A layout of all the vendors and their booths. Some trade shows will include a move-in/move-out guide while others provide that in a separate document.
Booth Badges and Invitations
Most shows will offer the exhibitor complimentary badges and invitations, depending on the size of their booth. Booth badges are all-access passes that allows exhibitor employees to have access to the show floor at all hours. Save these passes for those who will be needing access to your booth. Booth invitations provide exhibitors a way to give their guests complimentary invites. These usually allow limited access to the event.
When it comes to a major tradeshow, companies will try to capitalize where they can. Unauthorized companies who are not official vendors may contact you offering directory services or show services. These are a scam. If you're concerned about an e-mail, forward it to your show contact or check the show warnings.
Binder of Wonder (BOW)
Create a binder that has all order forms, deliverables and information on every aspect of the show. This would include reservations, orders that were made and forms that have been approved. Everything you've done and need for the trade show should be in this binder. It should accompany tradeshow personnel to the expo. Use tabs to help organize into sections for reference points.
Create three spreadsheets, the first with general information like show hours, location and shipping. This will serve as a quick reference. Second, a spreadsheet of the inventory that you'll be taking to the show. This will include tools, utensils, cleaning supplies -- all those odds and ends. Third, a spreadsheet of deliverables. This should be a list of everything that you've ordered. Promotional items, catering schedule, service schedule, staff schedule. These sheets will serve as a general overview.

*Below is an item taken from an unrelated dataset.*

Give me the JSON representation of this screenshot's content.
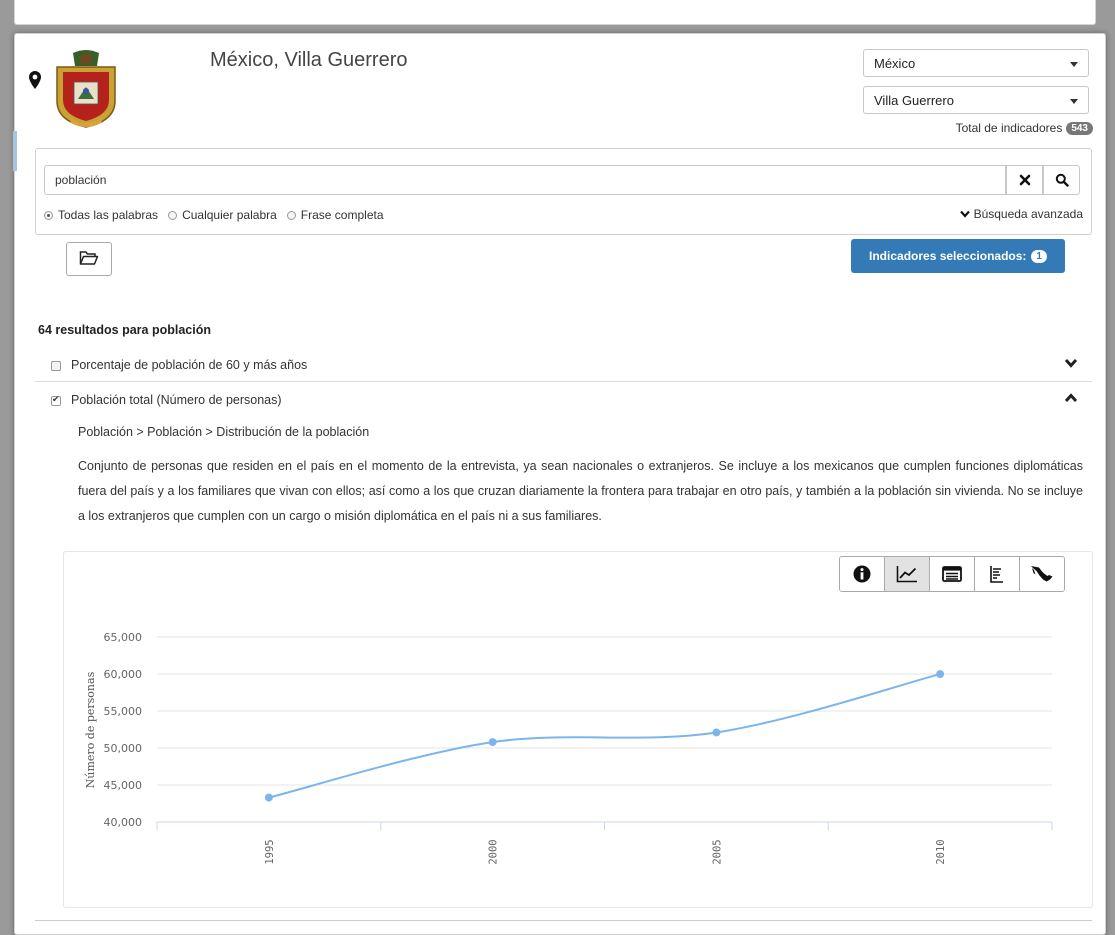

Most expos offer exhibitors sponsorship opportunities that allow them to promote their business/services throughout the show. The opportunities are endless, from hotel key cards, to sponsoring a meal during an awards gala (e.g. providing the company's ingredients or recipe for the dish), to being able to brand the reception desk.

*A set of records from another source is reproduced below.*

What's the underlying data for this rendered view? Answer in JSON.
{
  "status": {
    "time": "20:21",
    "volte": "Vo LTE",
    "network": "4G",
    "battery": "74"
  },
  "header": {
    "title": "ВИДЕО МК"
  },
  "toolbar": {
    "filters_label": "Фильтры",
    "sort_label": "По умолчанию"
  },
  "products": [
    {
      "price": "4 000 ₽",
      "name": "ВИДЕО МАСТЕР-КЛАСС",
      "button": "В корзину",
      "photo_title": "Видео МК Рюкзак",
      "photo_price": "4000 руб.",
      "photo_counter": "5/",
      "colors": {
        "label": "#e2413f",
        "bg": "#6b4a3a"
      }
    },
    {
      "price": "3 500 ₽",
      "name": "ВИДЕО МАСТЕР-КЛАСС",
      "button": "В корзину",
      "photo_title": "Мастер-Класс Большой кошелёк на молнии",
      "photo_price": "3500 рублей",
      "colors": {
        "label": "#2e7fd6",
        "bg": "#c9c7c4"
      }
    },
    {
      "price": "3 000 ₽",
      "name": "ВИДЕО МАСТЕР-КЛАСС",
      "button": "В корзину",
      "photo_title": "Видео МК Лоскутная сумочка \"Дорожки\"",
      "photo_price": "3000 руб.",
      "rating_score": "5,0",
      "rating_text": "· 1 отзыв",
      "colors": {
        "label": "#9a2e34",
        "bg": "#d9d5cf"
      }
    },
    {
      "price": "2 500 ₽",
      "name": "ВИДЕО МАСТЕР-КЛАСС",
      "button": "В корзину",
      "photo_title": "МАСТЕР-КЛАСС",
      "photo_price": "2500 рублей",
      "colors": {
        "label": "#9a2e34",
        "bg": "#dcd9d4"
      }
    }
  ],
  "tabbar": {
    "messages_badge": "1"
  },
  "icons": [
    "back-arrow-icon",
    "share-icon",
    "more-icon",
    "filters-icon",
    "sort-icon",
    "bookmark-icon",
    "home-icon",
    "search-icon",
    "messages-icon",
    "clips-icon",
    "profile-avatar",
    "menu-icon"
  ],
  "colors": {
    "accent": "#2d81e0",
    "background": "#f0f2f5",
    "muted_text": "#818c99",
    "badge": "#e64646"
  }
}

Shows usually have a program that contains a show schedule, articles from some of their top exhibitors (and spenders!) and a directory of all vendors. Ad space in the program is usually available to buy.
New Product Showcase
Some shows offer the ability to showcase certain products at an additional cost. They typically include an ad of some sort, a call-out and a physical location for people to see the product.
SHIPPING AND SERVICES
Also known as a Truck Staging Area. This is where delivery trucks wait to unload an exhibitor's items, such as a booth or product. Generally, trucks can wait here anywhere from one to 18 hours waiting to unload. In your exhibitor service kit, there will usually be directions or a map on procedures (it varies from centre to centre). You'll want to send this to your driver. Most shows offer exhibitors the ability to skip the marshaling yard if they can either carry their booth, or bring in all booth materials on a dolly. Check your exhibitor service kit for more information.
Exhibitor Appointed Contractors
If you're hiring outside companies that are not official vendors for the show, you will need to fill out an Exhibitor Appointed Contractor form in order for them to work in your booth. Exhibiting company personnel are exempt from this form.
Shows will offer an advance warehouse location where exhibitors can store their booth starting from six weeks to two months in advance of the trade show. This helps prevent long waits for the person delivering items in the marshaling yard, thus reducing delivery costs.
Direct to Show Site
Exhibitors can also ship direct to the show site and not have to worry about paying for booth storage. Sometimes this may cost more, so check the pricing in the exhibitor service guide.